La guerre froide s’est alors installée entre le pouvoir de Lomé et le clergé catholique togolais allant de boycott du berger à la bergère de cérémonies des uns par les autres. De sources bien introduites ont confié que des conciliabules ont été menés à de hauts niveaux. Mais à part la présence de l’archevêque de Lomé au lancement du PND que les vuvuzela du régime comme un trophée, rien n’aurait presque bougé. La preuve la plus haute autorité morale de l’Eglise Mgr Philip Fanoko Kpodzro à soulever chaque fois son flambeau mobilisant les medias à sa traine. Ses deux demandes d’audience adressées à Faure Gnassingbé n’ont point obtenu de réponse de la part de celui qu’il appelle « son fils ». Et si à défaut , le Chef de l’Etat se présente au Vatican, c’est dire que pris dans un sens comme dans l’autre, le problème de l’alternance en 2020 est le plat qui a été au menu du tête à tête du 29 Avril entre le fils d’Eyadema et le Pape François qui a placé son pontificat sous la lutte pour plus de justice sociale et moins d’orgueil. Et cette visite intervient au moment où le parlement est en plein atelier sur les reformes prescrites par la Cedeao et rappelé tout dernièrement par le nouvel ambassadeur des Usa au Togo Eric Stromayer.

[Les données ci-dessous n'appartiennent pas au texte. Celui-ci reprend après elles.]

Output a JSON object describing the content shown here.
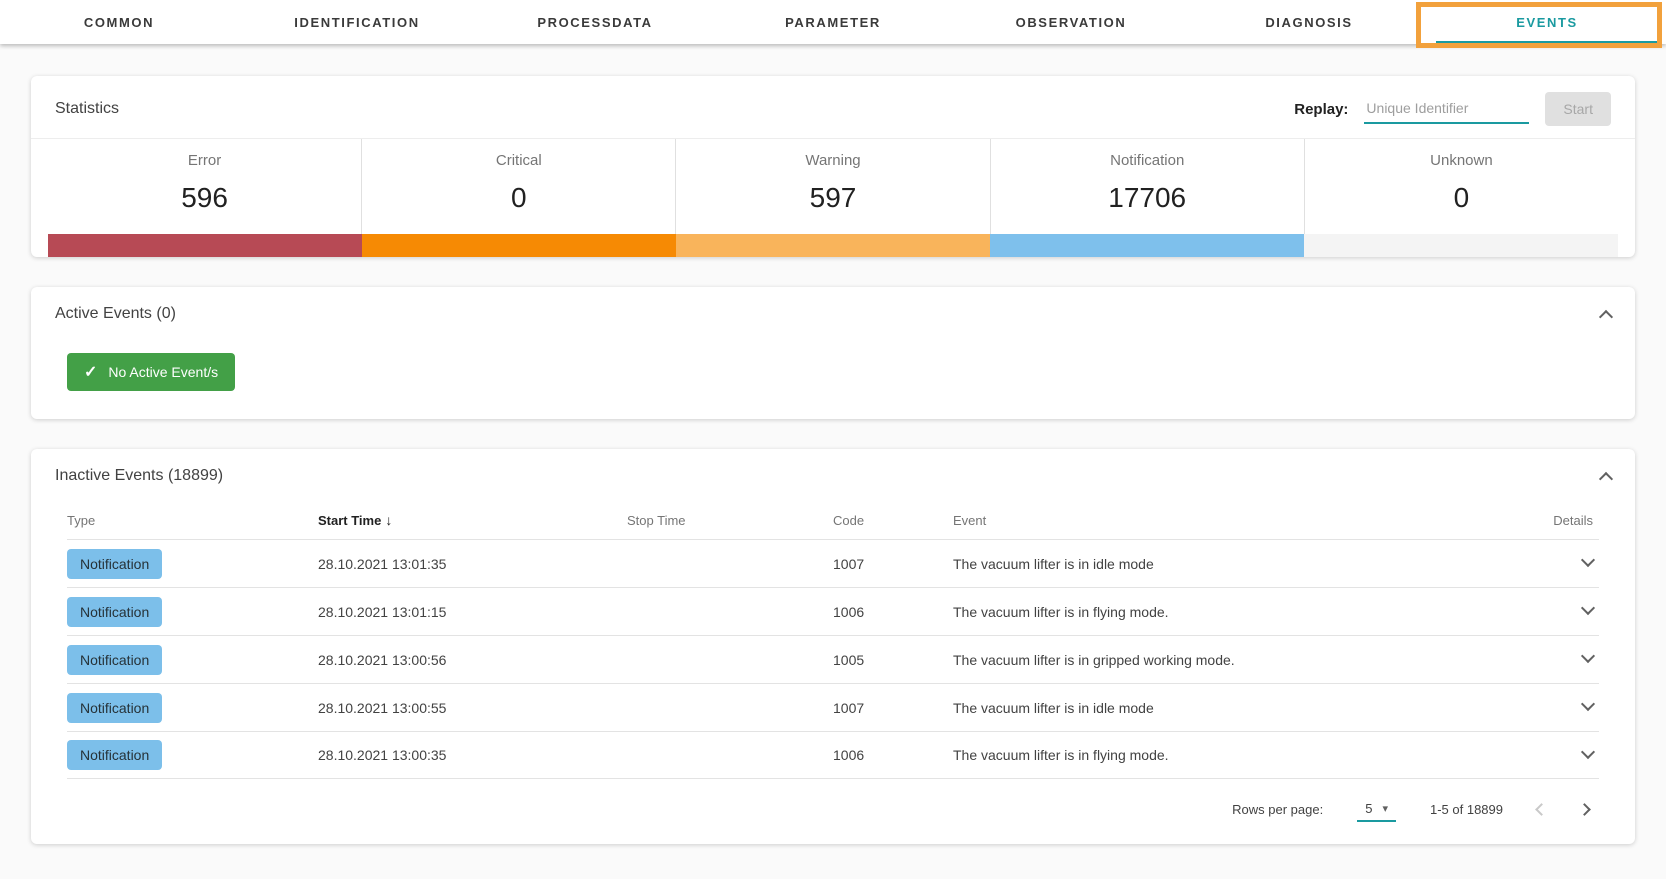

Par ailleurs, un détour sur le continent nous édifie, à plus d’un titre, sur le rôle assez prépondérant joué ces derniers temps dans le dégel des crises et tensions socio-politiques par le Saint siège. Comme par hasard, c’est après la visite du Pape au Maroc, pays stratégique et bras occidental dans le Maghreb, que survint le changement de donne en Algérie. L’éviction d’Omar El Béchir est survenu au lendemain de l’engagement ferme pour une paix des braves obtenu entre les frères ennemis du Sud soudan, sous l’égide du Vatican, il est donc fort probable que cette visite de Faure au Vatican ait un sens plus profond qu’on le prétend. Mieux, une convocation ou un voyage de plaidoirie déguisée en visite de travail du chef de l’Etat togolais au Saint Siège.

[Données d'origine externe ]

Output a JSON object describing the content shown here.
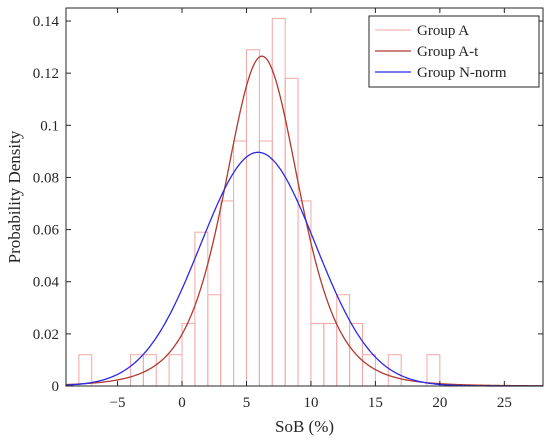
{
  "chart_data": {
    "type": "histogram+line",
    "xlabel": "SoB (%)",
    "ylabel": "Probability Density",
    "xlim": [
      -9,
      28
    ],
    "ylim": [
      0,
      0.145
    ],
    "xticks": [
      -5,
      0,
      5,
      10,
      15,
      20,
      25
    ],
    "yticks": [
      0,
      0.02,
      0.04,
      0.06,
      0.08,
      0.1,
      0.12,
      0.14
    ],
    "ytick_labels": [
      "0",
      "0.02",
      "0.04",
      "0.06",
      "0.08",
      "0.1",
      "0.12",
      "0.14"
    ],
    "grid": false,
    "legend_position": "top-right",
    "histogram": {
      "name": "Group A",
      "color": "#f4a6a6",
      "bin_width": 1,
      "bins": [
        {
          "x0": -8,
          "x1": -7,
          "density": 0.012
        },
        {
          "x0": -7,
          "x1": -6,
          "density": 0.0
        },
        {
          "x0": -6,
          "x1": -5,
          "density": 0.0
        },
        {
          "x0": -5,
          "x1": -4,
          "density": 0.0
        },
        {
          "x0": -4,
          "x1": -3,
          "density": 0.012
        },
        {
          "x0": -3,
          "x1": -2,
          "density": 0.012
        },
        {
          "x0": -2,
          "x1": -1,
          "density": 0.0
        },
        {
          "x0": -1,
          "x1": 0,
          "density": 0.012
        },
        {
          "x0": 0,
          "x1": 1,
          "density": 0.024
        },
        {
          "x0": 1,
          "x1": 2,
          "density": 0.059
        },
        {
          "x0": 2,
          "x1": 3,
          "density": 0.035
        },
        {
          "x0": 3,
          "x1": 4,
          "density": 0.071
        },
        {
          "x0": 4,
          "x1": 5,
          "density": 0.094
        },
        {
          "x0": 5,
          "x1": 6,
          "density": 0.129
        },
        {
          "x0": 6,
          "x1": 7,
          "density": 0.094
        },
        {
          "x0": 7,
          "x1": 8,
          "density": 0.141
        },
        {
          "x0": 8,
          "x1": 9,
          "density": 0.118
        },
        {
          "x0": 9,
          "x1": 10,
          "density": 0.071
        },
        {
          "x0": 10,
          "x1": 11,
          "density": 0.024
        },
        {
          "x0": 11,
          "x1": 12,
          "density": 0.024
        },
        {
          "x0": 12,
          "x1": 13,
          "density": 0.035
        },
        {
          "x0": 13,
          "x1": 14,
          "density": 0.024
        },
        {
          "x0": 14,
          "x1": 15,
          "density": 0.012
        },
        {
          "x0": 15,
          "x1": 16,
          "density": 0.0
        },
        {
          "x0": 16,
          "x1": 17,
          "density": 0.012
        },
        {
          "x0": 17,
          "x1": 18,
          "density": 0.0
        },
        {
          "x0": 18,
          "x1": 19,
          "density": 0.0
        },
        {
          "x0": 19,
          "x1": 20,
          "density": 0.012
        }
      ]
    },
    "series": [
      {
        "name": "Group A-t",
        "type": "line",
        "color": "#b03a2e",
        "distribution": "t location-scale",
        "params": {
          "mu": 6.2,
          "sigma": 3.0,
          "nu": 5
        }
      },
      {
        "name": "Group N-norm",
        "type": "line",
        "color": "#2a2ae6",
        "distribution": "normal",
        "params": {
          "mu": 5.9,
          "sigma": 4.45
        }
      }
    ],
    "legend": [
      "Group A",
      "Group A-t",
      "Group N-norm"
    ]
  }
}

Hypothèse encore plus plausible lorsqu’on se rappelle surtout que la libération de Pascal Bodjona est survenue juste après le détour de Faure au Vatican, en Janvier 2016. Et dès lors, il n’y a point à douter sur la démarche du Pape, si pointilleux sur la promotion de la paix, de la Justice sociale et de l’apaisement à travers le monde. Mais alors, resterait-il silencieux devant le cas ronflant de Kpatcha Gbassingbé, le demi-frère de Kpatcha écroué en prison depuis plus de dix ans déjà, dans l’affaire de “tentative d’atteinte à la sûreté de l’Etat” ? Surtout que, comme sur la question de l’alternance en 2020, l’archevêque Emérite Kpodzro s’est aussi illustré sur ce dossier et sur celui des détenus politiques. La probabilité du silence du Vatican sur ces sujets est bien faible. Pour ne pas dire impossible !
On attend de voir dans les jours à venir.